ECLI:NL:HR:2009:BG9619
Hoge Raad
- Herziening
- G.J.M. Corstens
- W.A.M. van Schendel
- J. de Hullu
- Rechtspraak.nl
Herziening van een arrest inzake aansprakelijkheidsverzekering motorrijtuigen
In deze zaak heeft de Hoge Raad op 13 januari 2009 uitspraak gedaan over een aanvrage tot herziening van een eerder arrest van het Gerechtshof te 's-Gravenhage. De aanvrager, vertegenwoordigd door mr. D. Matadien, had verzocht om herziening van een veroordeling tot een geldboete van € 385,- voor het niet hebben van een verzekering voor een motorrijtuig op 1 juni 2005. De aanvrager stelde dat er op die datum wel degelijk een verzekering van kracht was, zoals bevestigd door een verklaring van de verzekeringsmaatschappij. Deze verklaring was echter later door de verzekeringsmaatschappij, thans Fortis ASR, ontkracht, waarbij werd aangegeven dat er op de genoemde datum geen dekking was vanwege een betalingsachterstand van de aanvrager.

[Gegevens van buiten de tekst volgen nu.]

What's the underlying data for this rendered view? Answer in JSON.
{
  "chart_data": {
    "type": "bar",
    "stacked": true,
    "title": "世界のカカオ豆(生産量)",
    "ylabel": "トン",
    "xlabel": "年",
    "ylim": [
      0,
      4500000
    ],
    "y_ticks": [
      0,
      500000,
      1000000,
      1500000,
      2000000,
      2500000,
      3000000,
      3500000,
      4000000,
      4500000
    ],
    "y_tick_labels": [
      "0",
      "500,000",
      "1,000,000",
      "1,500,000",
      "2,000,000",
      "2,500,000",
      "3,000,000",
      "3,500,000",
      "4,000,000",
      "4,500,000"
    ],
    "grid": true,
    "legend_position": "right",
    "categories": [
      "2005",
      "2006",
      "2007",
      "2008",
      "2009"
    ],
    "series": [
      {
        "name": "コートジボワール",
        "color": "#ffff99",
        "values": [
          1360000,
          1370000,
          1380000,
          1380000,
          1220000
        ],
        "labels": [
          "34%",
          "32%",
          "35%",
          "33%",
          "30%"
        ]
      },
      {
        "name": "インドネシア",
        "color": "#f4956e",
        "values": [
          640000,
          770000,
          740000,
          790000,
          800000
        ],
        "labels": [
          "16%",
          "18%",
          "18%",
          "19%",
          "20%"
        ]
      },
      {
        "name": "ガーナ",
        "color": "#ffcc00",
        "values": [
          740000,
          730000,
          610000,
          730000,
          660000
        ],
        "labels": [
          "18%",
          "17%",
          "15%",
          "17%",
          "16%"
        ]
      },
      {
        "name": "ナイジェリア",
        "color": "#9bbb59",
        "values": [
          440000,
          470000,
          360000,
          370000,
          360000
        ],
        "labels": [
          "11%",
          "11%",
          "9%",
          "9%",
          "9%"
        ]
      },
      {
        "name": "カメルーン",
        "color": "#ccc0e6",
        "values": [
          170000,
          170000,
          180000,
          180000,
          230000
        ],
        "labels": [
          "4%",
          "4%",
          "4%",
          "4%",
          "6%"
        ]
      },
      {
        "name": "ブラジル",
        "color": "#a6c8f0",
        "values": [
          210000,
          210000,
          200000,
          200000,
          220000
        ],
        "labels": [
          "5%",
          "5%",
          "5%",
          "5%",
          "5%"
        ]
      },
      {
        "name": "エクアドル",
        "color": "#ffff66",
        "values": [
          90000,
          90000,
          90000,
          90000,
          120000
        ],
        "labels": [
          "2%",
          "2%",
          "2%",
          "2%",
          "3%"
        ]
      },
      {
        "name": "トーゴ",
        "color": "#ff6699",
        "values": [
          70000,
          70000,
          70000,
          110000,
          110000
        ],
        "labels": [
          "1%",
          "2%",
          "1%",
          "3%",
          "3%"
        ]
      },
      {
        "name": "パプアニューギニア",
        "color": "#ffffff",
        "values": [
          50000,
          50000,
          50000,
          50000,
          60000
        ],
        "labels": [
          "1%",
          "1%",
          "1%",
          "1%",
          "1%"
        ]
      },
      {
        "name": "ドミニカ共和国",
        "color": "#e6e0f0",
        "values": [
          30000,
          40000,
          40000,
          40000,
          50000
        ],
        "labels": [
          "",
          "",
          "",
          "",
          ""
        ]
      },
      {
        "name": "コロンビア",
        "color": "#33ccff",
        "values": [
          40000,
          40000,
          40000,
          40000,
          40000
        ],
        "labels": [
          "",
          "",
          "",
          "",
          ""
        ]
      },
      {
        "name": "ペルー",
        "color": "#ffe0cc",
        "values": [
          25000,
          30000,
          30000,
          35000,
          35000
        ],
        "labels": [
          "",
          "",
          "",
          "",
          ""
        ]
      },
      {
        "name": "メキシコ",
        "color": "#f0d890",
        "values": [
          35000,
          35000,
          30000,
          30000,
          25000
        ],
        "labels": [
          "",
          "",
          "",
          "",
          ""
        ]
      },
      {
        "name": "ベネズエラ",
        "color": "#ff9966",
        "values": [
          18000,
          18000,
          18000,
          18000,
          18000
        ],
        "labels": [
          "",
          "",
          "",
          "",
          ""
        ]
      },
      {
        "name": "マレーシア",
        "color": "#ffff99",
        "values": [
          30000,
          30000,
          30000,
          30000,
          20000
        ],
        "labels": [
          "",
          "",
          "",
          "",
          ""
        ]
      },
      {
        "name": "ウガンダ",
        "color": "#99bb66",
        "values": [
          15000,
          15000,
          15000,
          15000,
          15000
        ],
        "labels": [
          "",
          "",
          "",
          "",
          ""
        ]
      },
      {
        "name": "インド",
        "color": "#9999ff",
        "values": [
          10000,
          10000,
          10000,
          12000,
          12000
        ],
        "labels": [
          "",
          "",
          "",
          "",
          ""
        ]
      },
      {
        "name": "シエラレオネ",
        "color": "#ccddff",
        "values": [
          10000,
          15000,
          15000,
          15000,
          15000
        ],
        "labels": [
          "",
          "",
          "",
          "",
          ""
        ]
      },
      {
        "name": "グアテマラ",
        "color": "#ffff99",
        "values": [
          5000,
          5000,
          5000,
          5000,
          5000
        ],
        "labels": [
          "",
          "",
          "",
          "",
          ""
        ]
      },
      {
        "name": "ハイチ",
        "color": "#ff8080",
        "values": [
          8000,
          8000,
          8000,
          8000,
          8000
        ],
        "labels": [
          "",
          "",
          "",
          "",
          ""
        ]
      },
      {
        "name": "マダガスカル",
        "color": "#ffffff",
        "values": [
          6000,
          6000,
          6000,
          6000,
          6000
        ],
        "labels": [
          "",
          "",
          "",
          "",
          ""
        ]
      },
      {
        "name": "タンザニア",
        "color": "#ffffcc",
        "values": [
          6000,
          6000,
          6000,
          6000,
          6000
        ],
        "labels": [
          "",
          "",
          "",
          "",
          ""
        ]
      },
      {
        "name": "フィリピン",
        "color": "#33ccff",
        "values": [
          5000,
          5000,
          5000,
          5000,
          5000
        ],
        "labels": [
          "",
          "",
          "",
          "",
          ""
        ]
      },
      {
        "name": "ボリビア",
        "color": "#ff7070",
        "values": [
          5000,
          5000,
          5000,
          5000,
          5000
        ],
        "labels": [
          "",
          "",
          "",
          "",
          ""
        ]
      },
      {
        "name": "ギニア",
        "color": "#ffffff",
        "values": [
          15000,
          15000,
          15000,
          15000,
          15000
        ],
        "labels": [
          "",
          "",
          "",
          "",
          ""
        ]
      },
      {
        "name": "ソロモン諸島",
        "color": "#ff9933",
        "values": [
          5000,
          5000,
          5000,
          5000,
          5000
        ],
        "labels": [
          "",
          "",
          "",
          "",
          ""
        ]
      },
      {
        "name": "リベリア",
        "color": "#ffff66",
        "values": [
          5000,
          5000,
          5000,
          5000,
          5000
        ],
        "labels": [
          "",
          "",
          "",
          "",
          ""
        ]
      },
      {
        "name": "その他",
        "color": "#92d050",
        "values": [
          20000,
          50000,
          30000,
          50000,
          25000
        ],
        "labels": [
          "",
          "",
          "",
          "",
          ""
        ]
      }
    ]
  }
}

De Hoge Raad heeft de aanvrage tot herziening beoordeeld aan de hand van artikel 457 van het Wetboek van Strafvordering, dat stelt dat herziening alleen mogelijk is op basis van nieuwe feiten die niet eerder bekend waren en die een ernstig vermoeden wekken dat de uitkomst van de zaak anders zou zijn geweest. De Hoge Raad concludeerde dat de door de aanvrager overgelegde verklaring niet voldeed aan deze eisen, aangezien de later verstrekte informatie van de verzekeringsmaatschappij het vermoeden ontkrachtte.
Uiteindelijk heeft de Hoge Raad de aanvrage tot herziening afgewezen, waarmee de eerdere veroordeling in stand bleef. De uitspraak benadrukt het belang van de juistheid van de informatie die wordt verstrekt door verzekeringsmaatschappijen en de strikte eisen die gelden voor het indienen van een herzieningsverzoek.